Tadellos und ein Genuss war die musikalische Seite. Eine souveräne Stella sang alle Sopranrollen, der Weltstar Benjamin Bernheim sang die Titelpartie, musste aber die Derniere absagen, da er schon an der Met gebraucht wurde. Das Publikum ging gut mit und spendete häufigen Szenenapplaus. Die Tempi des Dirigenten wurden von einigen Kritikern als zu behäbig empfunden.


Es gibt zahlreiche Kritiken im Netz, denn was in der Opernkritik Rang und Namen hat, war zur Premiere nach Salzburg angereist. Diese Inszenierung sollte den Höhepunkt der disejährigen Festspiele darstellen und wurde deren größter Flop. Allerdings kamen die meisten Opernexperten bei der korrekten und originalen Diamantenarie des Jacques Offenbach ins Schleudern, weil sie die selten gesungene Version nicht kannten und das Implantat Spiegelarie erwartet hatten. Einhelliges Lob für die inhaltliche Interpretation von Hoffmanns Erlebnissen gab es nicht. Als das Regieteam auf die Bühne kam, soll laut gebuht worden sein.

Zu den Kritiken einfach in eine Suchmaschine wie z.B. www.ecosia.org eingeben: Salzburg 2024 Hoffmanns



Die Salzburger Festspiele in ihrer gegenwärtigen Form gibt es schon ein Jahrhundert lang .Nach dem 2. Weltkrieg wurden sie von Herbert von Karajan zu einem internationalen Kunstereignis ausgebaut. Es gibt drei große und einige kleinere Spielstätten. Auch das Salzburger Landestheater, eigentlich eher ein Stadttheater, wird einbezogen.

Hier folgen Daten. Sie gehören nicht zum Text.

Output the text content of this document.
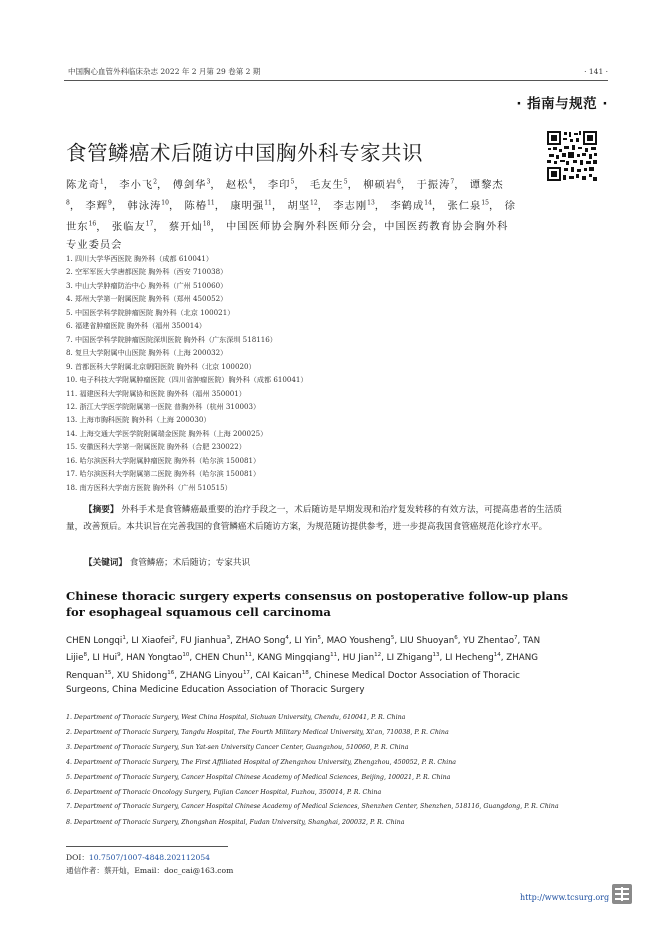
中国胸心血管外科临床杂志 2022 年 2 月第 29 卷第 2 期	· 141 ·
· 指南与规范 ·
食管鳞癌术后随访中国胸外科专家共识
陈龙奇$^1$， 李小飞$^2$， 傅剑华$^3$， 赵松$^4$， 李印$^5$， 毛友生$^5$， 柳硕岩$^6$， 于振涛$^7$， 谭黎杰$^8$， 李辉$^9$， 韩泳涛$^{10}$， 陈椿$^{11}$， 康明强$^{11}$， 胡坚$^{12}$， 李志刚$^{13}$， 李鹤成$^{14}$， 张仁泉$^{15}$， 徐世东$^{16}$， 张临友$^{17}$， 蔡开灿$^{18}$， 中国医师协会胸外科医师分会，中国医药教育协会胸外科专业委员会
1. 四川大学华西医院 胸外科（成都 610041）
2. 空军军医大学唐都医院 胸外科（西安 710038）
3. 中山大学肿瘤防治中心 胸外科（广州 510060）
4. 郑州大学第一附属医院 胸外科（郑州 450052）
5. 中国医学科学院肿瘤医院 胸外科（北京 100021）
6. 福建省肿瘤医院 胸外科（福州 350014）
7. 中国医学科学院肿瘤医院深圳医院 胸外科（广东深圳 518116）
8. 复旦大学附属中山医院 胸外科（上海 200032）
9. 首都医科大学附属北京朝阳医院 胸外科（北京 100020）
10. 电子科技大学附属肿瘤医院（四川省肿瘤医院）胸外科（成都 610041）
11. 福建医科大学附属协和医院 胸外科（福州 350001）
12. 浙江大学医学院附属第一医院 普胸外科（杭州 310003）
13. 上海市胸科医院 胸外科（上海 200030）
14. 上海交通大学医学院附属瑞金医院 胸外科（上海 200025）
15. 安徽医科大学第一附属医院 胸外科（合肥 230022）
16. 哈尔滨医科大学附属肿瘤医院 胸外科（哈尔滨 150081）
17. 哈尔滨医科大学附属第二医院 胸外科（哈尔滨 150081）
18. 南方医科大学南方医院 胸外科（广州 510515）
【摘要】 外科手术是食管鳞癌最重要的治疗手段之一，术后随访是早期发现和治疗复发转移的有效方法，可提高患者的生活质量，改善预后。本共识旨在完善我国的食管鳞癌术后随访方案，为规范随访提供参考，进一步提高我国食管癌规范化诊疗水平。
【关键词】 食管鳞癌；术后随访；专家共识
Chinese thoracic surgery experts consensus on postoperative follow-up plans for esophageal squamous cell carcinoma
CHEN Longqi$^1$, LI Xiaofei$^2$, FU Jianhua$^3$, ZHAO Song$^4$, LI Yin$^5$, MAO Yousheng$^5$, LIU Shuoyan$^6$, YU Zhentao$^7$, TAN Lijie$^8$, LI Hui$^9$, HAN Yongtao$^{10}$, CHEN Chun$^{11}$, KANG Mingqiang$^{11}$, HU Jian$^{12}$, LI Zhigang$^{13}$, LI Hecheng$^{14}$, ZHANG Renquan$^{15}$, XU Shidong$^{16}$, ZHANG Linyou$^{17}$, CAI Kaican$^{18}$, Chinese Medical Doctor Association of Thoracic Surgeons, China Medicine Education Association of Thoracic Surgery
1. Department of Thoracic Surgery, West China Hospital, Sichuan University, Chendu, 610041, P. R. China
2. Department of Thoracic Surgery, Tangdu Hospital, The Fourth Military Medical University, Xi'an, 710038, P. R. China
3. Department of Thoracic Surgery, Sun Yat-sen University Cancer Center, Guangzhou, 510060, P. R. China
4. Department of Thoracic Surgery, The First Affiliated Hospital of Zhengzhou University, Zhengzhou, 450052, P. R. China
5. Department of Thoracic Surgery, Cancer Hospital Chinese Academy of Medical Sciences, Beijing, 100021, P. R. China
6. Department of Thoracic Oncology Surgery, Fujian Cancer Hospital, Fuzhou, 350014, P. R. China
7. Department of Thoracic Surgery, Cancer Hospital Chinese Academy of Medical Sciences, Shenzhen Center, Shenzhen, 518116, Guangdong, P. R. China
8. Department of Thoracic Surgery, Zhongshan Hospital, Fudan University, Shanghai, 200032, P. R. China
DOI：10.7507/1007-4848.202112054
通信作者：蔡开灿，Email：doc_cai@163.com
http://www.tcsurg.org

Der Salzburger »Hoffmann« wurde im großen Festspielhaus gegeben, das an die 2200 Plätze hat. Alles ist bestens organisiert, das Publikum war auch zur Derniere festlich gekleidet; viele Damen waren in lange Kleider gewandet. Zur schon lange ausverkauften Premiere waren viele Spitzen der Gesellschaft angereist. Auch die Elite der Opernkritiker aus Deutschland war gut vertreten, angeführt von Jürgen Kaube von der FAZ, der wie ich bekennender »Hoffmann«-Fan ist. Eine freundliche Mitarbeiterin der Festspiele hatte mir eine Karte für die Generalprobe besorgt, die mich leider im Krankenhaus erreichte. Aber dann bekam www.hoffmannserzählungen.de noch eine Pressekarte für die Derniere. Danke dafür. Schließlich gehört diese Seite nicht zu den etablierten Opernmedien.


Eine Pressekarte für die Premiere hatte dagegen das Kulturmagazin der ARD ttt (Titel-Thesen-Temperamente) bekommen, Die hatten keinen Aufwand gescheut und keine Geringere als die renommierte Kindersendungsmoderatorin Sahima El-Maimouni zur Premiere nach Salzburg geschickt, woselbst sie fröhlich vor dem Großen Festspielhaus einer staunenden Öffentlichkeit verkündete, dass man gerade dabei sei, die Salzburger Premiere von Jacques Offenbachs einziger Oper (sic!) zu erleben. Diese Fernsehberühmtheit Maiomai hielt es in ihrer narzisstischen Verliebtheit offensichtlich nicht für nötig, wennigstens die Volksenzyklopädie Wikipedia zu konsultieren, in der alle Opern Jacques Offenbachs deutlich lesbar aufgeführt sind. Man verlangt von Kulturjournalisten von ttt und 3sat gar nicht mehr Fachliteratur gelesen zu haben. Offensichtlich ist für diese zwangsgebührenfinanzierte Kulturträger eine Wikipedia schon zu anspruchsvoll. Und in der Redaktion von ttt scheint dieser lächerliche Irrtum auch niemandem aufgefallen zu sein. Jedenfalls sendete man das so in der ARD. Hier ein Link zum Auftritt dieser Opernexpertin.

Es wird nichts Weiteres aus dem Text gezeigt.